First Published: 2012-08-02

 

Kofi Annan quits as UN-Arab League envoy to Syria

 

UN chief pays tribute to Annan for his efforts in ‘most difficult’ assignment of ending bloodshed that human rights monitors say has claimed more than 20,000 lives.

 

Middle East Online

By Iskandar Kat - NEAR ALEPPO (Syria)

Mission has become impossible

International envoy Kofi Annan is stepping down, UN chief Ban Ki-moon announced on Thursday "with deep regret," his April peace plan for Syria in tatters in the face of raging violence.

Rebels shelled an air base used by regime forces to pound the northern city of Aleppo, as a human rights group reported that the bodies of 43 people had been recovered after a security force raid near Damascus.

The UN chief paid tribute to Annan for his efforts in the "most difficult" assignment of ending the bloodshed that human rights monitors say has claimed more than 20,000 lives in Syria since an uprising against President Bashar al-Assad's rule erupted in March last year.

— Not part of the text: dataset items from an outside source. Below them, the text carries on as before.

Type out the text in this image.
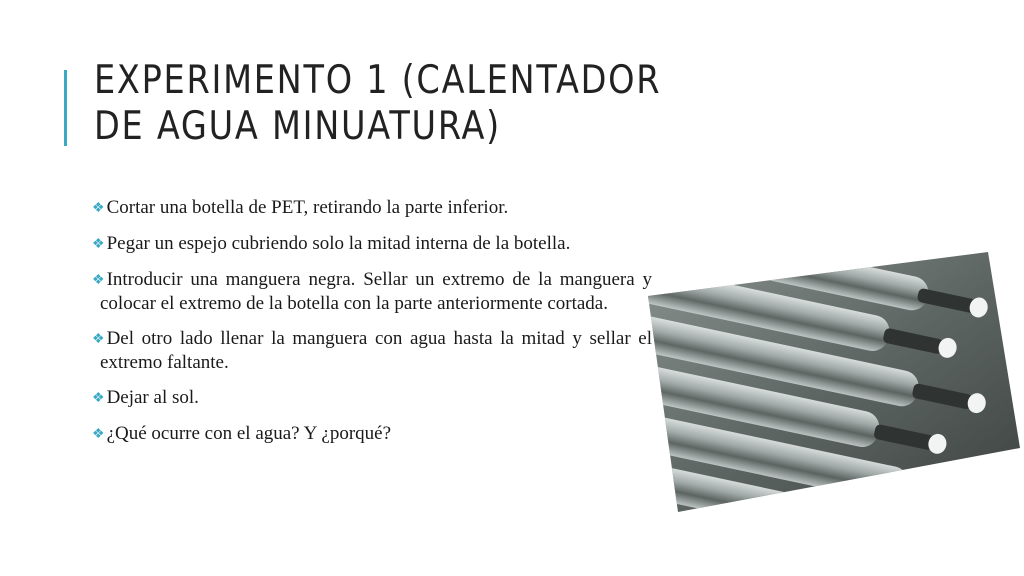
EXPERIMENTO 1 (CALENTADOR DE AGUA MINUATURA)
❖ Cortar una botella de PET, retirando la parte inferior.
❖ Pegar un espejo cubriendo solo la mitad interna de la botella.
❖ Introducir una manguera negra. Sellar un extremo de la manguera y colocar el extremo de la botella con la parte anteriormente cortada.
❖ Del otro lado llenar la manguera con agua hasta la mitad y sellar el extremo faltante.
❖ Dejar al sol.
❖ ¿Qué ocurre con el agua? Y ¿porqué?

But he said the former UN chief would now step down at the end of the month and the search had begun for a successor.

"I wish to express my deepest gratitude to Mr Annan for the determined and courageous efforts he has made as the Joint Special Envoy for Syria," Ban said.

"Kofi Annan deserves our profound admiration for the selfless way in which he has put his formidable skills and prestige to this most difficult and potentially thankless of assignments," he added.

The UN and Arab League named Annan as its envoy on the Syria conflict on February 23 and he brokered a six-point peace plan that was supposed to begin with a ceasefire from April 12.

But the truce never took hold and the United Nations has begun winding down an observer mission that was supposed to oversee it ahead of the expiry of its mandate later this month.

Ban's announcement came as rebel forces shelled the Menagh air base, 30 kilometres (18 miles) northwest of Aleppo, as the battle for Syria's commercial capital intensified.

An AFP reporter who witnessed the bombardment said the rebels told him it was "an attack to take this airport being used by helicopters and planes that are firing on Aleppo."

The Britain-based Syrian Observatory for Human Rights said a tank the rebels had captured from the army was used in the morning shelling.

It is difficult to get an overall picture of the situation inside Aleppo itself because of a lack of independent sources and restrictions on journalists.

Mobile phone and Internet services, cut since Wednesday night, were being gradually restored in Aleppo by Thursday afternoon.

Thursday's air base assault came after US President Barack Obama was reported to have signed a covert document authorising US support for the rebels.

The directive was contained in a "finding" -- a device authorising clandestine action by the Central Intelligence Agency, NBC and CNN said, citing unidentified sources.

White House officials declined to comment, but did not specifically rule out the idea that Washington was providing more intelligence support to anti-Assad forces than had previously been made public.

US Defence Secretary Leon Panetta was in Jordan on Thursday for talks on Syria with King Abdullah II.

"They agreed that strong international pressure needs to be sustained to make it clear that Assad must go, and that the Syrian people deserve to determine their own future," Pentagon spokesman George Little told reporters.

The Observatory said a security forces raid southwest of Damascus killed 43 people, some of whom were tortured and executed.

"Regime forces entered the Jdaidet Artuz district on Wednesday and arrested around 100 young people who were taken to a school and tortured," it said.

"On Thursday morning after the operation the bodies of 43 people were recovered. Some of them had been summarily executed."

A resident of neighbouring Artuz said the army had shelled the village from Jdaidet Artuz.

"There's nobody. Not one shop is open; the houses have been deserted by their inhabitants fearing violence -- everyone has fled," the resident said.

Nationwide, at least 51 people were killed on Thursday -- 30 civilians, 11 soldiers and 10 rebels, said the Observatory, which has estimated that more than 20,000 people have died since mid-March last year.

Russian President Vladimir Putin and British premier David Cameron failed to hide their differences on the Syrian crisis before the two leaders watched the Olympic judo together on Putin's first visit to Britain for seven years.

After 45 minutes of talks at his Downing Street residence, Cameron acknowledged: "There have been some differences in the positions that we've taken over the Syrian conflict."

Britain has strongly criticised Russia's repeated blocking of any threat of UN sanctions against the Assad regime. Moscow has accused Western governments of bias towards the rebels.

On Friday, the UN General Assembly will vote on a largely symbolic Arab-drafted resolution calling on Assad to stand down.

Three million of Syria's 22 million people need food, crops and livestock assistance, the UN's Food and Agriculture Organisation said, citing a survey by the United Nations and the Syrian government.

The FAO said figure included 1.5 million Syrians who "need urgent and immediate food assistance over the next three to six months, especially in areas that have seen the greatest conflict and population displacement."